A girl walks into a nail salon. It’s early summer and the front door is open to let the cool breeze in.
This girl stands on the threshold facing into the salon and announces, in a very loud voice, “I need my gels removed.”
The entire salon stops and turns toward her, not really sure of what was happening and what, perhaps, came along with this bellowing disclosure.
The girl just stands there, waiting for a response.
The salon owner says, “OK,” and “come in.”
“I need my gels removed,” she repeats loudly.
The salon owner says, “OK,” and “have a seat,” gesturing to where she should sit.
And this is the end of the story. There, obviously, isn’t any punch line because it’s not that kind of joke. In fact, it’s no joke at all. No one was smiling.
“I’ve never seen anything like this before,” said the woman sitting next to me at the manicure table. “She just walks in the door and barks orders. How can anybody be so unaware?”
Another woman, who was sitting close by chimed an agreement, “So rude!”
And a third woman said, “These kids think they’re the center of the world.”
Three women, each with a different take on the girl. One said she was unaware. One said she was rude. And, one said she was self-important. Everyone has a mix of judgments, beliefs and expectations on a variety of topics and subjects. When something gets our attention, we focus on it and our opinions come to the forefront.
But what if the women in the nail salon saw things differently? What if they saw the girl as excited, enthusiastic and joyful – looking forward to a fresh manicure? Attributes assigned to the girl, then, would be more associated with feelings of happiness, cheer and delight. She would be “fun,” not “rude” and she would be “happy,” not “demanding.”
We all have the power to react to our environment and situations based on perceptions that we decide, positive points of view that we cultivate and expectations that we shift from the dark into the light. If we seek a higher vibration energetically in all our encounters, we will receive, and therefore impart, more positive and happy reactions and results.
Instead of going home from the nail salon and telling the story of a rude girl who just walked in and blurted out demands, the story could go this way: “The cutest girl walked into the nail salon today. I’ve never seen anyone more excited to get a manicure. Her enthusiasm was uplifting.”

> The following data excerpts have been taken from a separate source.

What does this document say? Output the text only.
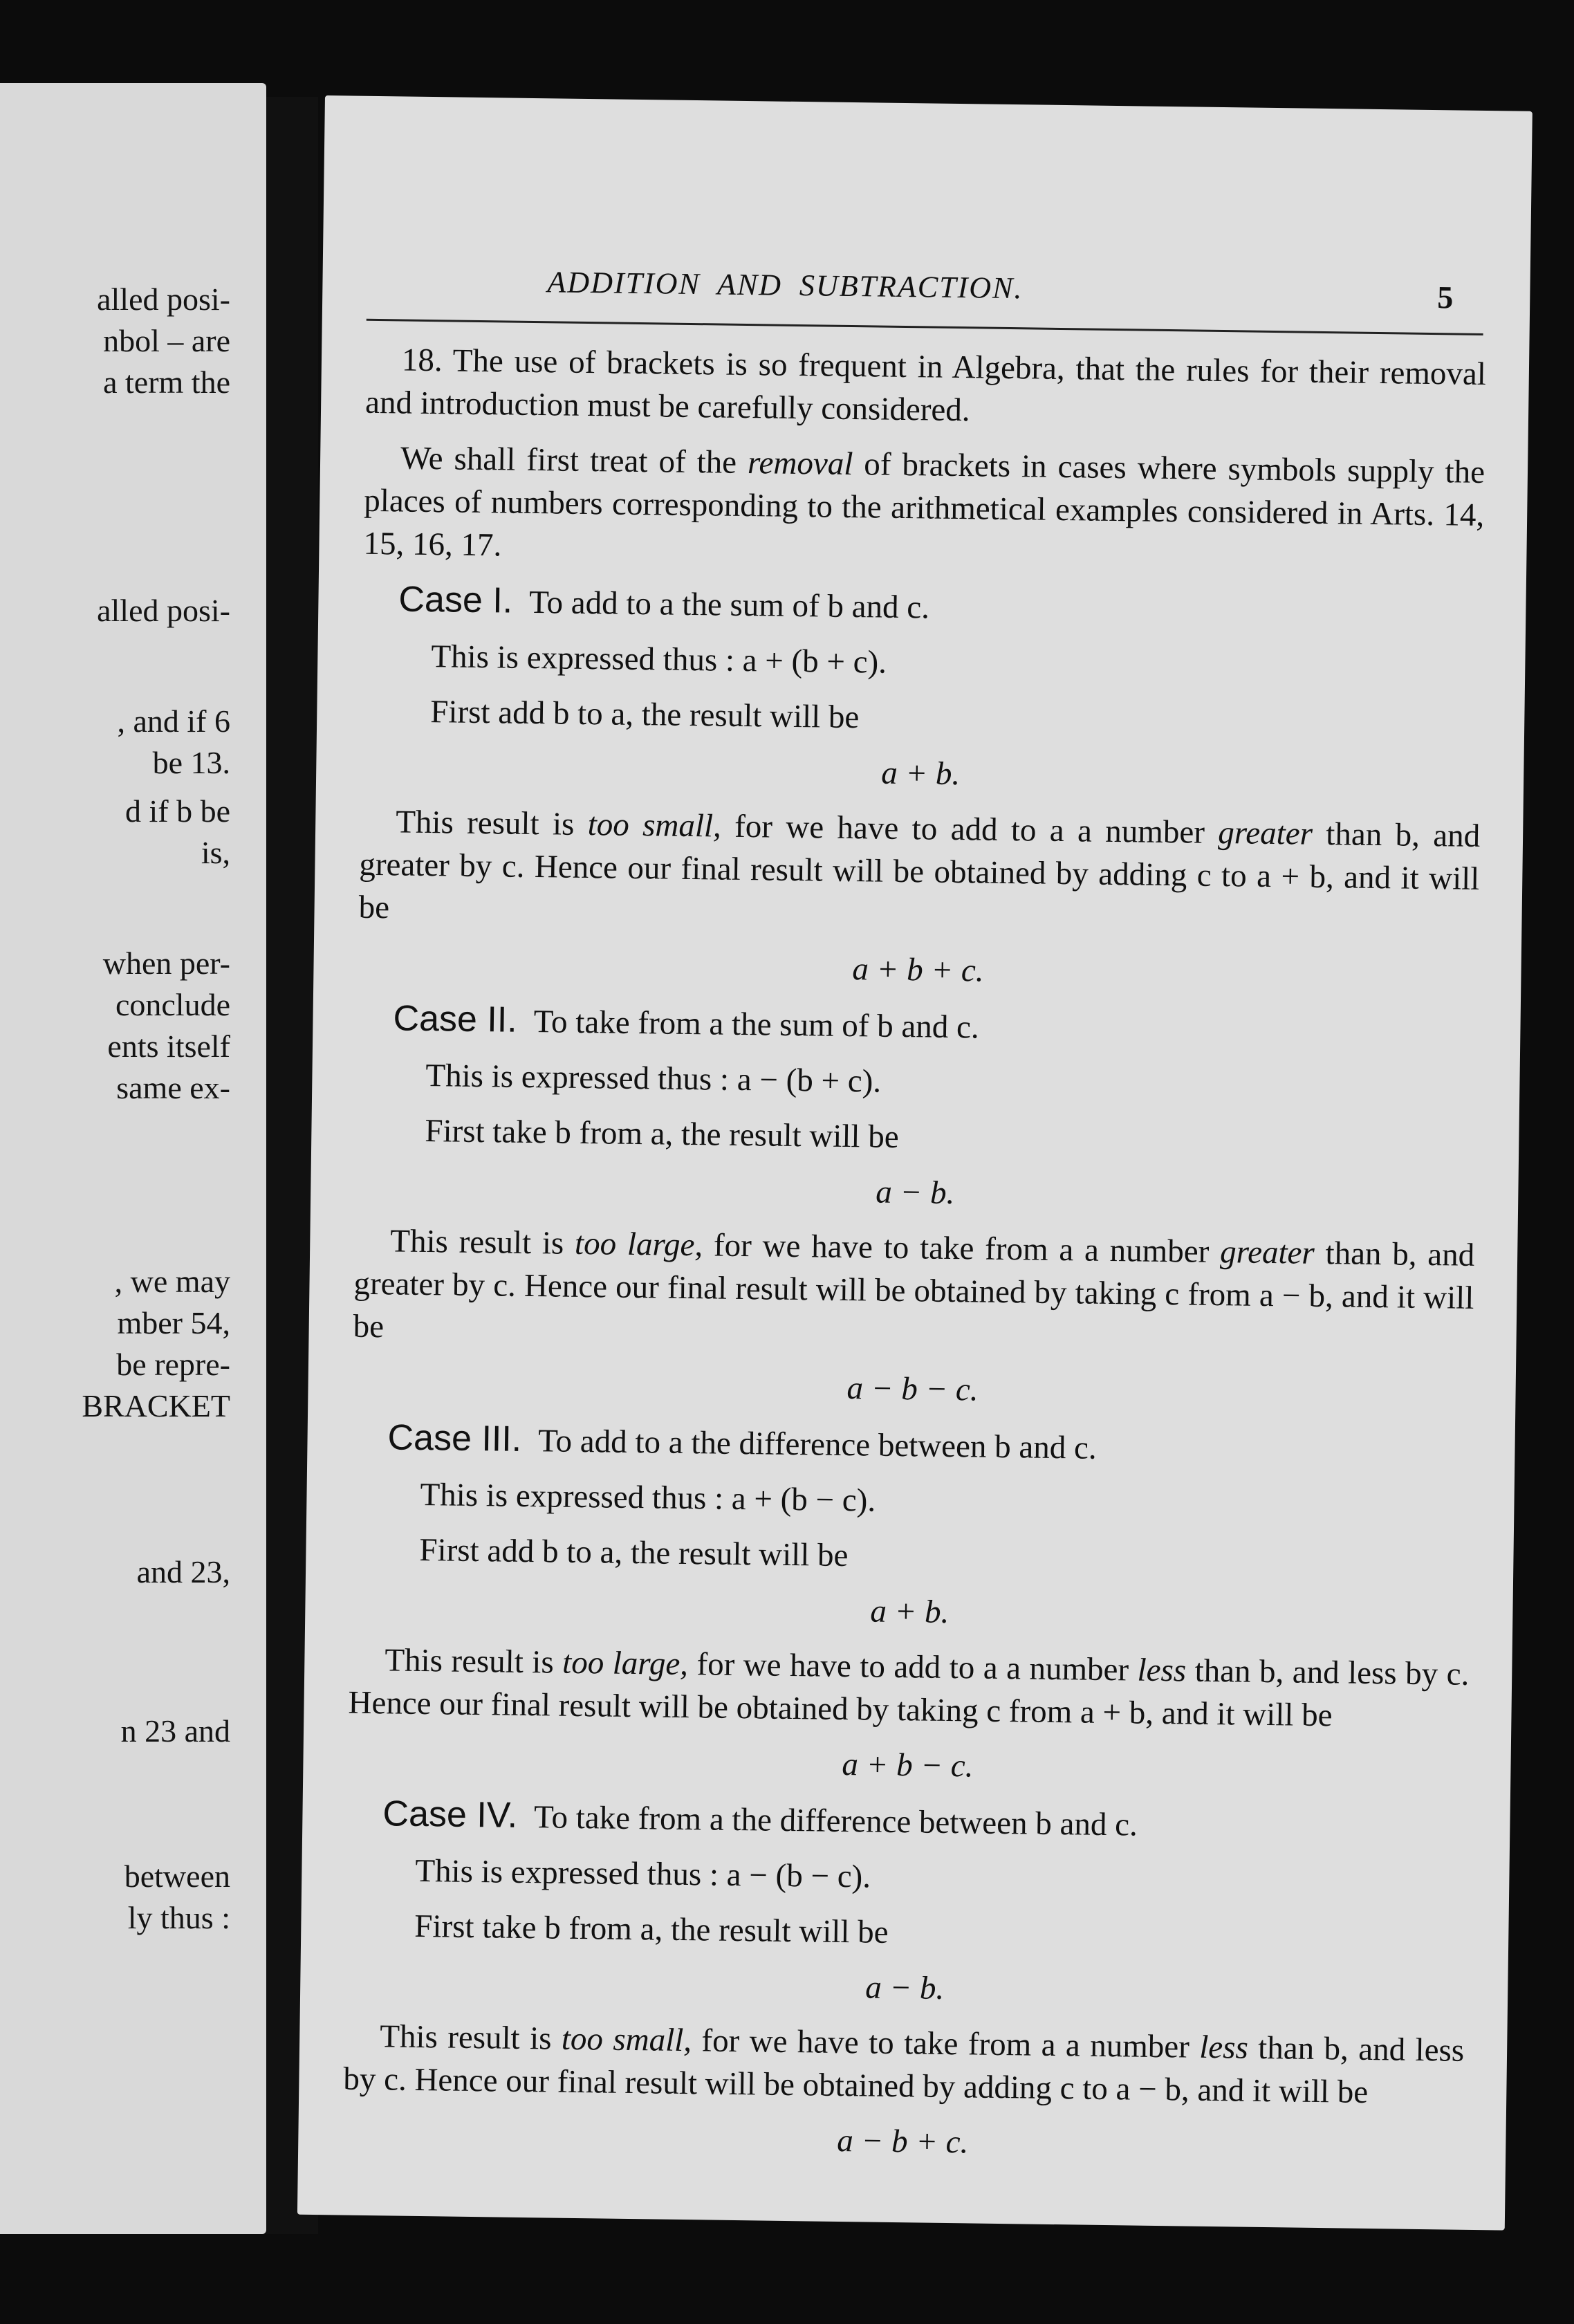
alled posi-
nbol – are
a term the
alled posi-
, and if 6
be 13.
d if b be
is,
when per-
conclude
ents itself
same ex-
, we may
mber 54,
be repre-
BRACKET
and 23,
n 23 and
between
ly thus :
ADDITION AND SUBTRACTION.	5

18. The use of brackets is so frequent in Algebra, that the rules for their removal and introduction must be carefully considered.

We shall first treat of the removal of brackets in cases where symbols supply the places of numbers corresponding to the arithmetical examples considered in Arts. 14, 15, 16, 17.

Case I. To add to a the sum of b and c.

This is expressed thus : a + (b + c).

First add b to a, the result will be

a + b.

This result is too small, for we have to add to a a number greater than b, and greater by c. Hence our final result will be obtained by adding c to a + b, and it will be

a + b + c.

Case II. To take from a the sum of b and c.

This is expressed thus : a − (b + c).

First take b from a, the result will be

a − b.

This result is too large, for we have to take from a a number greater than b, and greater by c. Hence our final result will be obtained by taking c from a − b, and it will be

a − b − c.

Case III. To add to a the difference between b and c.

This is expressed thus : a + (b − c).

First add b to a, the result will be

a + b.

This result is too large, for we have to add to a a number less than b, and less by c. Hence our final result will be obtained by taking c from a + b, and it will be

a + b − c.

Case IV. To take from a the difference between b and c.

This is expressed thus : a − (b − c).

First take b from a, the result will be

a − b.

This result is too small, for we have to take from a a number less than b, and less by c. Hence our final result will be obtained by adding c to a − b, and it will be

a − b + c.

Looking on the bright side is a deliberate action we can all take. It is a purposeful, positive stance that can influence and affect everyone around us. Choosing to be this way may not align with everyone around you, but not being understood or liked by some is a small price to pay for unconditional uplift.
I wish I perked up that day and said to the three women, “Look how excited she is. I love her spirit!” But I didn’t. I judged them as they judged the girl. We’re not perfect. We all miss moments in life when we could have done more. Done better. Done something over nothing. It has really bothered me since that day, which is why I’m talking about this now. I’m annoyed with myself with not trying to lift the mood and help shift the spirit to a happier and more positive place.
Consider this, therefore, my ‘confession’. It’s not the typical confession that admits guilt or asks for forgiveness, as in a religious practice. I’m not confessing here out of shame or embarrassment. I am confessing that I could have done better. I’m confessing that I learned something about myself that day – that sometimes I can, and should, involve myself more and share my thoughts, in the moment. I tend to be introspective. I think about things for a while – swirl them around and only allow my feelings to emerge after I’ve contemplated the entire situation. Sometimes we can’t go back and fix things. But, if we choose to see things differently – see things with the most positive perspective – then we will be able to trust ourselves in the moment to get involved and speak our minds.